Respiratory Condition Exacerbation
Similarly to how existing cardiovascular diseases could be exacerbated by climate alterations, respiratory conditions could be worsened in terms of their severity and prevalence as well. A higher number of airborne pollutants, increased mold from heavier precipitation, and more frequent pollen exposure due to seasonal plant growth irregularities could collectively compound the dangers of respiratory illnesses worldwide.

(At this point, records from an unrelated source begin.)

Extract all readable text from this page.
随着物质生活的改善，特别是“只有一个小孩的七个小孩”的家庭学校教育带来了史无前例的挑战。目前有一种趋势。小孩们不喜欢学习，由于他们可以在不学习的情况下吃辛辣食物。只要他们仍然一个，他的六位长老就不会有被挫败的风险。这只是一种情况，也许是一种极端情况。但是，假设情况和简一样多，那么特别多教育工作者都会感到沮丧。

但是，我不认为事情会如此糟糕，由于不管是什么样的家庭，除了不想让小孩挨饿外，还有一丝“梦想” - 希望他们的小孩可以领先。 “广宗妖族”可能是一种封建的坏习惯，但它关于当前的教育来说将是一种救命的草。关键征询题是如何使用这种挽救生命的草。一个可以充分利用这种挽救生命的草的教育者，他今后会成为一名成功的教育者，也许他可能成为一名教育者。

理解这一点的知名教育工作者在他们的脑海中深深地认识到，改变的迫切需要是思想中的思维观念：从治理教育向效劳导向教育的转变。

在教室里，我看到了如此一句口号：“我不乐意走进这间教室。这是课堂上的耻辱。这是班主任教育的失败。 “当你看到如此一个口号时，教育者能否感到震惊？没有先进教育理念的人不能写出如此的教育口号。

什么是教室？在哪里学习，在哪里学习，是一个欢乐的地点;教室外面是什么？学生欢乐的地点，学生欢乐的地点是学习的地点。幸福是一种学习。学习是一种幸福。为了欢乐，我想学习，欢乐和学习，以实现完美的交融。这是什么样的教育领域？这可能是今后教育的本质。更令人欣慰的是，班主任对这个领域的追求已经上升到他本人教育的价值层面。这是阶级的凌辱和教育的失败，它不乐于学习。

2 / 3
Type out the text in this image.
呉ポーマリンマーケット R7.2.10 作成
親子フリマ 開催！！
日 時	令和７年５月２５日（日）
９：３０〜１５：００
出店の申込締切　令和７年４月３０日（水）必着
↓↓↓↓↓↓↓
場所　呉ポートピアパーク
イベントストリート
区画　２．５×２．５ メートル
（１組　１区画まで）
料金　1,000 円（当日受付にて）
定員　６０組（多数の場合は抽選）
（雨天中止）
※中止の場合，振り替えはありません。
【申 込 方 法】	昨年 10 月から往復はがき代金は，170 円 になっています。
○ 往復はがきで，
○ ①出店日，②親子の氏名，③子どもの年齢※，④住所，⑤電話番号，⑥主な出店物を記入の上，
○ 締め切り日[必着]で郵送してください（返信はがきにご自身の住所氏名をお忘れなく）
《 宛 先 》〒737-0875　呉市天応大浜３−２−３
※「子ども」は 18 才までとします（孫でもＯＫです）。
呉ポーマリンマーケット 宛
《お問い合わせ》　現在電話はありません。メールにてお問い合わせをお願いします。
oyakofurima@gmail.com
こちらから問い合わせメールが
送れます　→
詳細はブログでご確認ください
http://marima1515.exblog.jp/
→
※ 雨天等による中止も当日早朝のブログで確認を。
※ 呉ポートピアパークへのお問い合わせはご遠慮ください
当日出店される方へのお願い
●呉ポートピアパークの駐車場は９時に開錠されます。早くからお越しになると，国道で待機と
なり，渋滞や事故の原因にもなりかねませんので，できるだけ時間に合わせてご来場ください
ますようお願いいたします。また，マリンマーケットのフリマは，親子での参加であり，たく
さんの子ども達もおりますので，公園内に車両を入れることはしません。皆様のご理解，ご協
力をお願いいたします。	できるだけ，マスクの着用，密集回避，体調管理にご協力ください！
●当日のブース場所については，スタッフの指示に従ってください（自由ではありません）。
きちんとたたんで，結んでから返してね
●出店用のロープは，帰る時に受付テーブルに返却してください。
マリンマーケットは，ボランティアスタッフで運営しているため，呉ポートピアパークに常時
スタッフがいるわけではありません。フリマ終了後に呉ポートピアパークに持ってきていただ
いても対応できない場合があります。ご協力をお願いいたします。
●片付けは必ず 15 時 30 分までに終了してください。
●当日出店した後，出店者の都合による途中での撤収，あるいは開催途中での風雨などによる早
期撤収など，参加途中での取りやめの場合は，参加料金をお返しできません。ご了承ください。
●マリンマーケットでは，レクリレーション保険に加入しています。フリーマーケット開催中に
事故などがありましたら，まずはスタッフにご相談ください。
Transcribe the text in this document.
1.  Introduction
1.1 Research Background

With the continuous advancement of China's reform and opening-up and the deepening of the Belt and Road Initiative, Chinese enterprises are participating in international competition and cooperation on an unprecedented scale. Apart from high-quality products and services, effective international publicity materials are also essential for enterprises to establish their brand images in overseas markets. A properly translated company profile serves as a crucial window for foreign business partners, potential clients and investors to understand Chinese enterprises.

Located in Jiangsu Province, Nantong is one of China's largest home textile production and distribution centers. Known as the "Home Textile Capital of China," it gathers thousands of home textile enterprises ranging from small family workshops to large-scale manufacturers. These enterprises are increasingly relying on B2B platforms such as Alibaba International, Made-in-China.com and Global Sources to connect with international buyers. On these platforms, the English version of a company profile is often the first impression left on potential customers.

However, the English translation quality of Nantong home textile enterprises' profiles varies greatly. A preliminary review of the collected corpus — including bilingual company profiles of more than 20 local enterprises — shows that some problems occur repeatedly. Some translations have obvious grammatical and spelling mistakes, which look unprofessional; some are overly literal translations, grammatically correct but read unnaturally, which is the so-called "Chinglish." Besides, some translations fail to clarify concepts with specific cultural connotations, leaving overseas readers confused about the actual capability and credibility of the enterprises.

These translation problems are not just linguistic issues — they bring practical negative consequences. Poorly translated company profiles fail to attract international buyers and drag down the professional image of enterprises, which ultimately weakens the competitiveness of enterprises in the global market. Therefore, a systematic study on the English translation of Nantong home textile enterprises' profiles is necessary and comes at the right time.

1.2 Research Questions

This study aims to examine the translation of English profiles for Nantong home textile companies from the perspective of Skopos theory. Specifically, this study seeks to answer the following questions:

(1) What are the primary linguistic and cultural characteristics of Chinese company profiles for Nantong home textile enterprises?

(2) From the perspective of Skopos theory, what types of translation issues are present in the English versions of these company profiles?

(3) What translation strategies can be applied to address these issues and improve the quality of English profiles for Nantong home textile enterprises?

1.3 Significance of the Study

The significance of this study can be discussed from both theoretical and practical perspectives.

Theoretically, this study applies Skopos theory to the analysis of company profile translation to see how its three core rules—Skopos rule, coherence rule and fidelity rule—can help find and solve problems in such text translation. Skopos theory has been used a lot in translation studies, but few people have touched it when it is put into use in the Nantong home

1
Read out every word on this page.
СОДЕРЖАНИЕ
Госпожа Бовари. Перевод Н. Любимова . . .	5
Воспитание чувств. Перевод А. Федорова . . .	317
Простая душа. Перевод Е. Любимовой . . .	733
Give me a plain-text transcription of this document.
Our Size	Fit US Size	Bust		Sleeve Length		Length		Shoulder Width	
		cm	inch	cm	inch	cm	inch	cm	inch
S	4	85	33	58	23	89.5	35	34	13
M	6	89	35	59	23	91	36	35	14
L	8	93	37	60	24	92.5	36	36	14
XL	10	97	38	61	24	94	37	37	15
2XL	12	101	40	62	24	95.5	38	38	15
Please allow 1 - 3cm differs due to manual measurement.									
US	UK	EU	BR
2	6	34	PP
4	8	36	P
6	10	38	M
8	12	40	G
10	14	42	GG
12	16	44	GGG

Mental Health Consequences
The physically disruptive effects of changes to the climate could present great mental duress for those in displaced communities. Stress from abrupt and irreparable loss of property, life quality and loved ones due to increasingly frequent weather disasters can be mentally devastating for even the most steadfast civilians.
Increased Water Contamination
Aquatic contamination is far easier in warmer waters with a temperature more conducive to their survival. A higher rate of evaporation-transpiration and the deterioration of coastal biosphere health would also contribute to a higher incidence of water contamination, substantially increasing the risk of human exposure to waterborne diseases.
Food Safety and Nutrition
A greater volume of easily contaminated water would adversely affect the edibility of food sources exposed to waterborne toxins. Compromised ecosystems less conducive to the survival of animals inhabiting them could lead to less availability of staple food items depending on their welfare. Infected droppings from terrestrial mammals and birds exposed to contaminated water could compromise the health of domestic livestock as well, putting millions of consumers at risk of food-borne diseases.
Many in the environmental science community have made spirited appeals for a more thorough application of ecological study results for proactive survival initiatives. While many experts have acknowledged the progression of climate change thus far has made it more of an inevitability than an avoidable crisis, heavier investment in actualizing the knowledge gained from studies of the risks to public health could potentially lessen the severity with which these issues could emerge.